Demo.mp4
This project provides a unified Gradio interface that supports both:
- Multi-Domain Image Classification using pre-trained specialized models
- Zero-Shot Image Classification using Google's SigLIP and SigLIP2 models
It enables users to perform image classification across a wide variety of tasks and also test open-vocabulary classification via a simple web interface.
Supports 18+ domains, including:
- Age classification
- Gender classification
- Emotion detection
- Deepfake quality assessment
- Dog breed classification
- Waste classification
- Food classification (Indian/Western)
- Traffic density
- Leaf disease detection (rice)
- Alphabet sign language detection
- Gym workout pose classification
- Bird species classification
- Clip Art 126, Painting 126, Sketch 126
- MNIST and Fashion MNIST
- Multi-source 121 classification
Each model is integrated via its own module for efficient classification using domain-specific architectures.

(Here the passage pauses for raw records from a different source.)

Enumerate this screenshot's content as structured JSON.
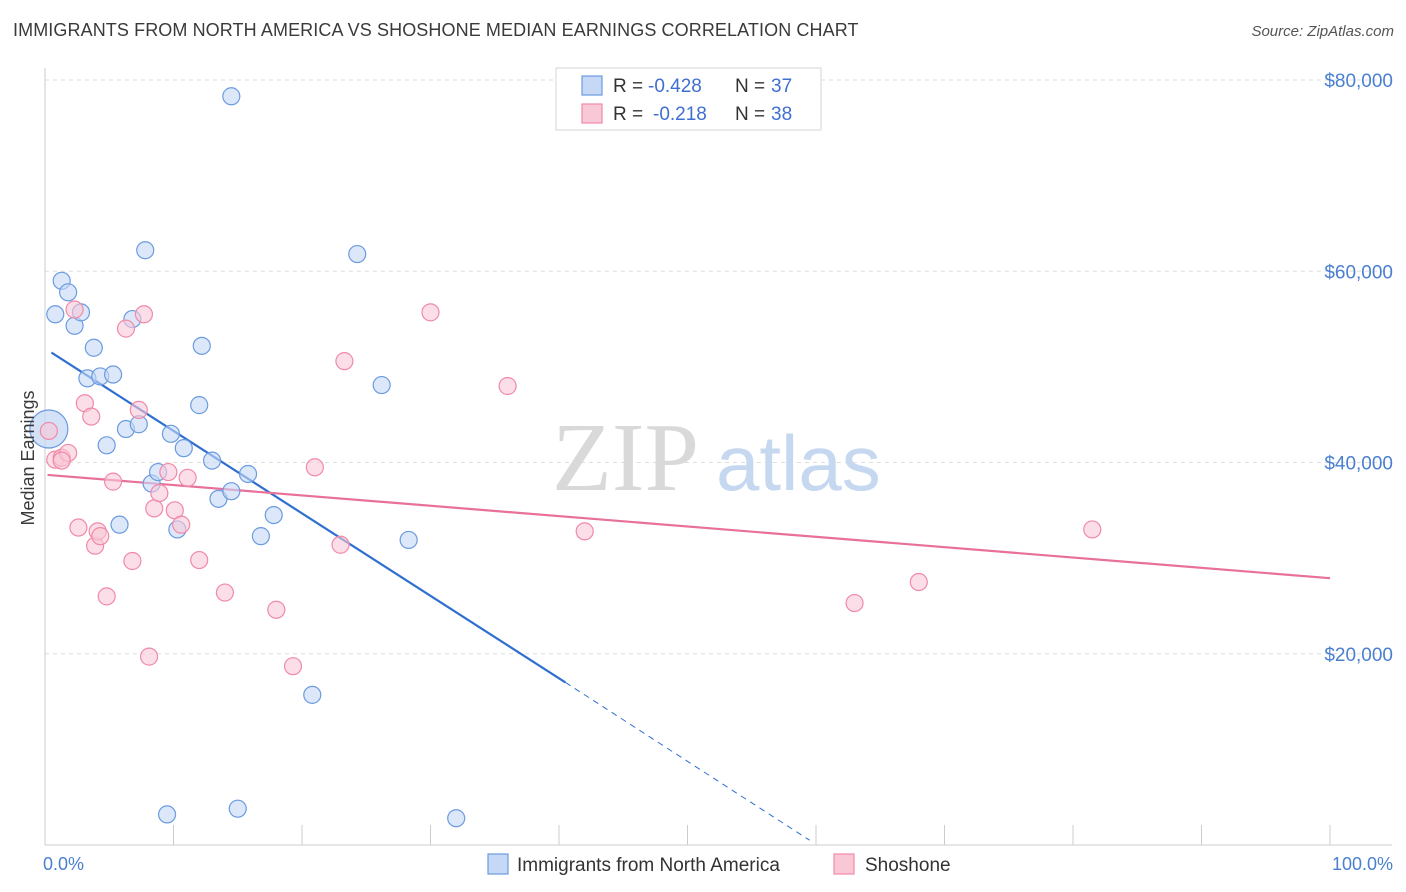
{
  "header": {
    "title": "IMMIGRANTS FROM NORTH AMERICA VS SHOSHONE MEDIAN EARNINGS CORRELATION CHART",
    "source": "Source: ZipAtlas.com"
  },
  "watermark": {
    "zip": "ZIP",
    "atlas": "atlas"
  },
  "legend": {
    "rows": [
      {
        "r_label": "R =",
        "r_value": "-0.428",
        "n_label": "N =",
        "n_value": "37"
      },
      {
        "r_label": "R =",
        "r_value": "-0.218",
        "n_label": "N =",
        "n_value": "38"
      }
    ]
  },
  "bottom_legend": {
    "series1": "Immigrants from North America",
    "series2": "Shoshone"
  },
  "colors": {
    "blue": "#6b9be0",
    "pink": "#f08aa8",
    "blue_line": "#2f6fd0",
    "pink_line": "#e8709a"
  },
  "chart_data": {
    "type": "scatter",
    "title": "IMMIGRANTS FROM NORTH AMERICA VS SHOSHONE MEDIAN EARNINGS CORRELATION CHART",
    "xlabel": "",
    "ylabel": "Median Earnings",
    "xlim": [
      0,
      100
    ],
    "ylim": [
      0,
      80000
    ],
    "x_tick_labels": [
      "0.0%",
      "100.0%"
    ],
    "y_ticks": [
      20000,
      40000,
      60000,
      80000
    ],
    "y_tick_labels": [
      "$20,000",
      "$40,000",
      "$60,000",
      "$80,000"
    ],
    "series": [
      {
        "name": "Immigrants from North America",
        "color": "#6b9be0",
        "points": [
          [
            0.3,
            43500
          ],
          [
            0.8,
            55500
          ],
          [
            1.3,
            59000
          ],
          [
            1.8,
            57800
          ],
          [
            2.3,
            54300
          ],
          [
            2.8,
            55700
          ],
          [
            3.3,
            48800
          ],
          [
            3.8,
            52000
          ],
          [
            4.3,
            49000
          ],
          [
            4.8,
            41800
          ],
          [
            5.3,
            49200
          ],
          [
            5.8,
            33500
          ],
          [
            6.3,
            43500
          ],
          [
            6.8,
            55000
          ],
          [
            7.3,
            44000
          ],
          [
            7.8,
            62200
          ],
          [
            8.3,
            37800
          ],
          [
            8.8,
            39000
          ],
          [
            9.5,
            3200
          ],
          [
            9.8,
            43000
          ],
          [
            10.3,
            33000
          ],
          [
            10.8,
            41500
          ],
          [
            12.0,
            46000
          ],
          [
            12.2,
            52200
          ],
          [
            13.0,
            40200
          ],
          [
            13.5,
            36200
          ],
          [
            14.5,
            37000
          ],
          [
            14.5,
            78300
          ],
          [
            15.0,
            3800
          ],
          [
            15.8,
            38800
          ],
          [
            16.8,
            32300
          ],
          [
            17.8,
            34500
          ],
          [
            20.8,
            15700
          ],
          [
            24.3,
            61800
          ],
          [
            26.2,
            48100
          ],
          [
            28.3,
            31900
          ],
          [
            32.0,
            2800
          ]
        ],
        "trend": {
          "x": [
            0.5,
            40.5
          ],
          "y": [
            51500,
            17000
          ],
          "dashed_to": [
            59.5,
            500
          ]
        }
      },
      {
        "name": "Shoshone",
        "color": "#f08aa8",
        "points": [
          [
            0.3,
            43300
          ],
          [
            0.8,
            40300
          ],
          [
            1.3,
            40500
          ],
          [
            1.8,
            41000
          ],
          [
            2.3,
            56000
          ],
          [
            2.6,
            33200
          ],
          [
            3.1,
            46200
          ],
          [
            3.6,
            44800
          ],
          [
            3.9,
            31300
          ],
          [
            4.1,
            32800
          ],
          [
            4.3,
            32300
          ],
          [
            4.8,
            26000
          ],
          [
            5.3,
            38000
          ],
          [
            6.3,
            54000
          ],
          [
            6.8,
            29700
          ],
          [
            7.3,
            45500
          ],
          [
            7.7,
            55500
          ],
          [
            8.1,
            19700
          ],
          [
            8.5,
            35200
          ],
          [
            8.9,
            36800
          ],
          [
            9.6,
            39000
          ],
          [
            10.1,
            35000
          ],
          [
            10.6,
            33500
          ],
          [
            11.1,
            38400
          ],
          [
            12.0,
            29800
          ],
          [
            14.0,
            26400
          ],
          [
            18.0,
            24600
          ],
          [
            19.3,
            18700
          ],
          [
            21.0,
            39500
          ],
          [
            23.0,
            31400
          ],
          [
            23.3,
            50600
          ],
          [
            30.0,
            55700
          ],
          [
            36.0,
            48000
          ],
          [
            42.0,
            32800
          ],
          [
            63.0,
            25300
          ],
          [
            68.0,
            27500
          ],
          [
            81.5,
            33000
          ],
          [
            1.3,
            40200
          ]
        ],
        "trend": {
          "x": [
            0.2,
            100
          ],
          "y": [
            38700,
            27900
          ]
        }
      }
    ]
  }
}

Uses two open-vocabulary models:
google/siglip-so400m-patch14-384
google/siglip2-so400m-patch14-384
How it works:
- Accepts a user-uploaded image
- Takes a comma-separated list of labels
- Compares prediction probabilities using both SigLIP and SigLIP2 models
git clone https://github.com/PRITHIVSAKTHIUR/SigLIP2-MultiDomain-App.git
cd SigLIP2-MultiDomain-App
You can install required packages using pip:
pip install -r requirements.txt
Minimal requirements.txt
might include:
torch
transformers
gradio
Pillow
python app.py
This will launch a Gradio interface in your default web browser.
- Use the sidebar to choose your desired classification task (e.g., Age, Dog Breed, Deepfake).
- Upload an image.
- Click "Classify / Predict" to see the result.
- Upload an image.
- Enter labels separated by commas (e.g., "cat, dog, horse").

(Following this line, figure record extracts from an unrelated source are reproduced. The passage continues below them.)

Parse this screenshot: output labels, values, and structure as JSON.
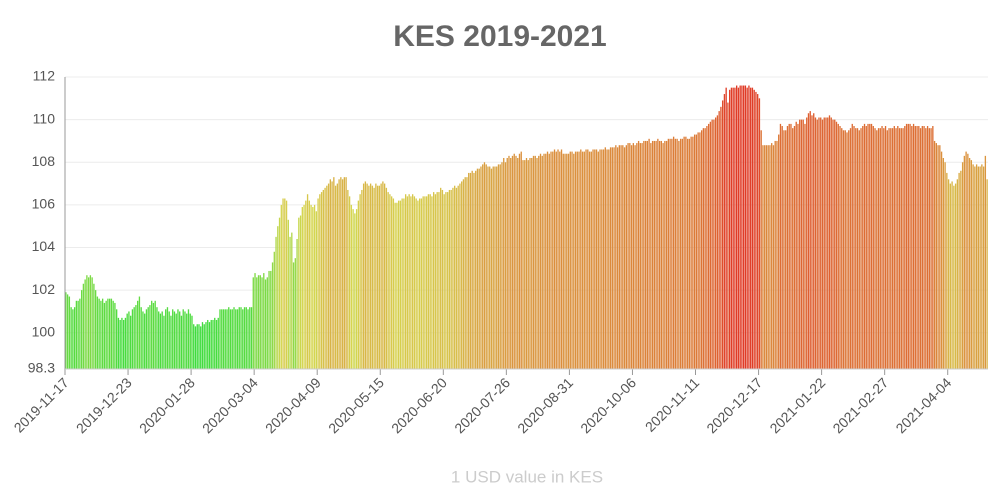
{
  "chart_data": {
    "type": "bar",
    "title": "KES 2019-2021",
    "x_label": "1 USD value in KES",
    "color_scale": [
      "#3ddc3d",
      "#d6d650",
      "#e03a26"
    ],
    "ylim": [
      98.3,
      112
    ],
    "yticks": [
      98.3,
      100,
      102,
      104,
      106,
      108,
      110,
      112
    ],
    "grid": true,
    "categories": [
      "2019-11-17",
      null,
      null,
      null,
      null,
      null,
      null,
      null,
      null,
      null,
      null,
      null,
      null,
      null,
      null,
      null,
      null,
      null,
      null,
      null,
      null,
      null,
      null,
      null,
      null,
      null,
      null,
      null,
      null,
      null,
      null,
      null,
      null,
      null,
      null,
      null,
      "2019-12-23",
      null,
      null,
      null,
      null,
      null,
      null,
      null,
      null,
      null,
      null,
      null,
      null,
      null,
      null,
      null,
      null,
      null,
      null,
      null,
      null,
      null,
      null,
      null,
      null,
      null,
      null,
      null,
      null,
      null,
      null,
      null,
      null,
      null,
      null,
      null,
      "2020-01-28",
      null,
      null,
      null,
      null,
      null,
      null,
      null,
      null,
      null,
      null,
      null,
      null,
      null,
      null,
      null,
      null,
      null,
      null,
      null,
      null,
      null,
      null,
      null,
      null,
      null,
      null,
      null,
      null,
      null,
      null,
      null,
      null,
      null,
      null,
      null,
      "2020-03-04",
      null,
      null,
      null,
      null,
      null,
      null,
      null,
      null,
      null,
      null,
      null,
      null,
      null,
      null,
      null,
      null,
      null,
      null,
      null,
      null,
      null,
      null,
      null,
      null,
      null,
      null,
      null,
      null,
      null,
      null,
      null,
      null,
      null,
      null,
      null,
      "2020-04-09",
      null,
      null,
      null,
      null,
      null,
      null,
      null,
      null,
      null,
      null,
      null,
      null,
      null,
      null,
      null,
      null,
      null,
      null,
      null,
      null,
      null,
      null,
      null,
      null,
      null,
      null,
      null,
      null,
      null,
      null,
      null,
      null,
      null,
      null,
      null,
      "2020-05-15",
      null,
      null,
      null,
      null,
      null,
      null,
      null,
      null,
      null,
      null,
      null,
      null,
      null,
      null,
      null,
      null,
      null,
      null,
      null,
      null,
      null,
      null,
      null,
      null,
      null,
      null,
      null,
      null,
      null,
      null,
      null,
      null,
      null,
      null,
      null,
      "2020-06-20",
      null,
      null,
      null,
      null,
      null,
      null,
      null,
      null,
      null,
      null,
      null,
      null,
      null,
      null,
      null,
      null,
      null,
      null,
      null,
      null,
      null,
      null,
      null,
      null,
      null,
      null,
      null,
      null,
      null,
      null,
      null,
      null,
      null,
      null,
      null,
      "2020-07-26",
      null,
      null,
      null,
      null,
      null,
      null,
      null,
      null,
      null,
      null,
      null,
      null,
      null,
      null,
      null,
      null,
      null,
      null,
      null,
      null,
      null,
      null,
      null,
      null,
      null,
      null,
      null,
      null,
      null,
      null,
      null,
      null,
      null,
      null,
      null,
      "2020-08-31",
      null,
      null,
      null,
      null,
      null,
      null,
      null,
      null,
      null,
      null,
      null,
      null,
      null,
      null,
      null,
      null,
      null,
      null,
      null,
      null,
      null,
      null,
      null,
      null,
      null,
      null,
      null,
      null,
      null,
      null,
      null,
      null,
      null,
      null,
      null,
      "2020-10-06",
      null,
      null,
      null,
      null,
      null,
      null,
      null,
      null,
      null,
      null,
      null,
      null,
      null,
      null,
      null,
      null,
      null,
      null,
      null,
      null,
      null,
      null,
      null,
      null,
      null,
      null,
      null,
      null,
      null,
      null,
      null,
      null,
      null,
      null,
      null,
      "2020-11-11",
      null,
      null,
      null,
      null,
      null,
      null,
      null,
      null,
      null,
      null,
      null,
      null,
      null,
      null,
      null,
      null,
      null,
      null,
      null,
      null,
      null,
      null,
      null,
      null,
      null,
      null,
      null,
      null,
      null,
      null,
      null,
      null,
      null,
      null,
      null,
      "2020-12-17",
      null,
      null,
      null,
      null,
      null,
      null,
      null,
      null,
      null,
      null,
      null,
      null,
      null,
      null,
      null,
      null,
      null,
      null,
      null,
      null,
      null,
      null,
      null,
      null,
      null,
      null,
      null,
      null,
      null,
      null,
      null,
      null,
      null,
      null,
      null,
      "2021-01-22",
      null,
      null,
      null,
      null,
      null,
      null,
      null,
      null,
      null,
      null,
      null,
      null,
      null,
      null,
      null,
      null,
      null,
      null,
      null,
      null,
      null,
      null,
      null,
      null,
      null,
      null,
      null,
      null,
      null,
      null,
      null,
      null,
      null,
      null,
      null,
      "2021-02-27",
      null,
      null,
      null,
      null,
      null,
      null,
      null,
      null,
      null,
      null,
      null,
      null,
      null,
      null,
      null,
      null,
      null,
      null,
      null,
      null,
      null,
      null,
      null,
      null,
      null,
      null,
      null,
      null,
      null,
      null,
      null,
      null,
      null,
      null,
      null,
      "2021-04-04",
      null,
      null,
      null,
      null,
      null,
      null,
      null,
      null,
      null,
      null,
      null,
      null,
      null,
      null,
      null,
      null,
      null,
      null,
      null,
      null,
      null,
      null
    ],
    "values": [
      101.9,
      101.8,
      101.7,
      101.2,
      101.1,
      101.2,
      101.5,
      101.5,
      101.6,
      102.0,
      102.3,
      102.5,
      102.7,
      102.6,
      102.7,
      102.6,
      102.3,
      102.0,
      101.7,
      101.6,
      101.5,
      101.6,
      101.4,
      101.5,
      101.6,
      101.6,
      101.6,
      101.5,
      101.4,
      101.1,
      100.7,
      100.6,
      100.7,
      100.6,
      100.7,
      100.9,
      101.0,
      100.8,
      101.1,
      101.2,
      101.3,
      101.5,
      101.7,
      101.2,
      101.0,
      100.9,
      101.1,
      101.2,
      101.3,
      101.5,
      101.4,
      101.5,
      101.2,
      101.0,
      100.9,
      101.0,
      100.8,
      101.1,
      101.2,
      101.0,
      100.8,
      101.1,
      101.0,
      100.9,
      101.1,
      101.0,
      100.8,
      101.1,
      101.0,
      100.9,
      101.1,
      100.9,
      100.8,
      100.4,
      100.3,
      100.4,
      100.4,
      100.3,
      100.5,
      100.4,
      100.5,
      100.6,
      100.5,
      100.6,
      100.6,
      100.7,
      100.6,
      100.7,
      101.1,
      101.1,
      101.1,
      101.1,
      101.1,
      101.2,
      101.1,
      101.1,
      101.2,
      101.1,
      101.1,
      101.2,
      101.2,
      101.1,
      101.2,
      101.2,
      101.1,
      101.2,
      101.2,
      102.6,
      102.8,
      102.6,
      102.7,
      102.7,
      102.6,
      102.8,
      102.5,
      102.6,
      102.9,
      102.9,
      103.3,
      103.8,
      104.5,
      105.0,
      105.4,
      106.0,
      106.3,
      106.3,
      106.2,
      105.3,
      104.5,
      104.7,
      103.3,
      103.5,
      104.4,
      105.4,
      105.5,
      105.9,
      106.0,
      106.2,
      106.5,
      106.2,
      106.0,
      105.9,
      106.0,
      105.7,
      106.3,
      106.5,
      106.6,
      106.7,
      106.8,
      106.9,
      107.0,
      107.2,
      107.1,
      107.3,
      106.9,
      107.0,
      107.2,
      107.3,
      107.2,
      107.3,
      107.3,
      106.7,
      106.4,
      106.0,
      105.8,
      105.6,
      105.8,
      106.2,
      106.5,
      106.7,
      107.0,
      107.1,
      107.0,
      106.9,
      107.0,
      106.9,
      106.8,
      107.0,
      106.9,
      106.9,
      107.0,
      107.1,
      107.0,
      106.8,
      106.6,
      106.5,
      106.4,
      106.3,
      106.1,
      106.1,
      106.2,
      106.2,
      106.3,
      106.3,
      106.5,
      106.4,
      106.5,
      106.4,
      106.5,
      106.4,
      106.3,
      106.2,
      106.3,
      106.3,
      106.4,
      106.4,
      106.4,
      106.5,
      106.5,
      106.4,
      106.6,
      106.5,
      106.6,
      106.6,
      106.8,
      106.7,
      106.5,
      106.6,
      106.6,
      106.7,
      106.7,
      106.8,
      106.9,
      106.8,
      106.9,
      107.0,
      107.1,
      107.2,
      107.3,
      107.3,
      107.5,
      107.5,
      107.6,
      107.5,
      107.6,
      107.7,
      107.7,
      107.8,
      107.9,
      108.0,
      107.9,
      107.8,
      107.8,
      107.7,
      107.8,
      107.8,
      107.8,
      107.9,
      107.9,
      108.0,
      108.2,
      108.0,
      108.2,
      108.3,
      108.2,
      108.3,
      108.4,
      108.3,
      108.2,
      108.4,
      108.5,
      108.1,
      108.1,
      108.2,
      108.1,
      108.2,
      108.2,
      108.3,
      108.3,
      108.2,
      108.3,
      108.4,
      108.3,
      108.4,
      108.4,
      108.5,
      108.4,
      108.5,
      108.5,
      108.6,
      108.5,
      108.6,
      108.5,
      108.6,
      108.4,
      108.4,
      108.4,
      108.4,
      108.5,
      108.5,
      108.4,
      108.5,
      108.5,
      108.5,
      108.6,
      108.5,
      108.5,
      108.6,
      108.6,
      108.5,
      108.5,
      108.6,
      108.6,
      108.6,
      108.5,
      108.6,
      108.6,
      108.6,
      108.7,
      108.6,
      108.6,
      108.7,
      108.7,
      108.7,
      108.8,
      108.7,
      108.8,
      108.8,
      108.8,
      108.7,
      108.8,
      108.9,
      108.9,
      108.8,
      108.9,
      108.8,
      108.9,
      109.0,
      108.9,
      108.9,
      109.0,
      109.0,
      109.0,
      109.1,
      108.9,
      109.0,
      109.0,
      109.0,
      109.1,
      109.0,
      109.0,
      108.9,
      109.0,
      109.0,
      109.1,
      109.1,
      109.1,
      109.2,
      109.1,
      109.1,
      109.0,
      109.1,
      109.1,
      109.2,
      109.2,
      109.1,
      109.1,
      109.2,
      109.2,
      109.3,
      109.3,
      109.4,
      109.4,
      109.5,
      109.6,
      109.6,
      109.7,
      109.8,
      109.9,
      110.0,
      110.0,
      110.1,
      110.2,
      110.4,
      110.6,
      110.9,
      111.2,
      111.5,
      110.8,
      111.4,
      111.5,
      111.5,
      111.5,
      111.6,
      111.5,
      111.6,
      111.6,
      111.6,
      111.6,
      111.5,
      111.6,
      111.5,
      111.5,
      111.4,
      111.3,
      111.2,
      111.0,
      109.5,
      108.8,
      108.8,
      108.8,
      108.8,
      108.8,
      108.9,
      108.8,
      109.0,
      109.0,
      109.3,
      109.8,
      109.7,
      109.5,
      109.5,
      109.7,
      109.8,
      109.8,
      109.6,
      109.7,
      109.9,
      109.8,
      110.0,
      110.0,
      110.0,
      109.8,
      110.1,
      110.3,
      110.4,
      110.2,
      110.3,
      110.1,
      110.0,
      110.1,
      110.1,
      110.0,
      110.1,
      110.1,
      110.1,
      110.2,
      110.1,
      110.0,
      110.0,
      109.9,
      109.8,
      109.7,
      109.6,
      109.5,
      109.5,
      109.4,
      109.5,
      109.6,
      109.8,
      109.7,
      109.6,
      109.6,
      109.5,
      109.6,
      109.7,
      109.8,
      109.7,
      109.8,
      109.8,
      109.8,
      109.7,
      109.6,
      109.5,
      109.6,
      109.6,
      109.7,
      109.6,
      109.7,
      109.5,
      109.6,
      109.6,
      109.6,
      109.7,
      109.6,
      109.7,
      109.6,
      109.6,
      109.6,
      109.7,
      109.8,
      109.8,
      109.8,
      109.7,
      109.8,
      109.7,
      109.7,
      109.7,
      109.6,
      109.7,
      109.7,
      109.6,
      109.7,
      109.6,
      109.6,
      109.7,
      109.0,
      108.9,
      108.8,
      108.8,
      108.5,
      108.2,
      108.0,
      107.5,
      107.2,
      107.0,
      107.1,
      106.9,
      107.0,
      107.2,
      107.5,
      107.6,
      108.0,
      108.3,
      108.5,
      108.4,
      108.2,
      108.1,
      107.9,
      107.8,
      107.9,
      107.8,
      107.8,
      107.9,
      107.8,
      108.3,
      107.2
    ]
  }
}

- Click "Run" to compare SigLIP and SigLIP2 outputs.
├── app.py # Main Gradio app
├── gender_classification.py # Domain model modules
├── emotion_classification.py
├── dog_breed.py
├── deepfake_quality.py
├── ...
├── sketch_126.py
└── requirements.txt
- Domain-specific models (e.g., CNNs, ViTs) hosted locally or via Hugging Face
- SigLIP / SigLIP2 models from Google (used for zero-shot inference)
This project is licensed under the MIT License. See the LICENSE file for details.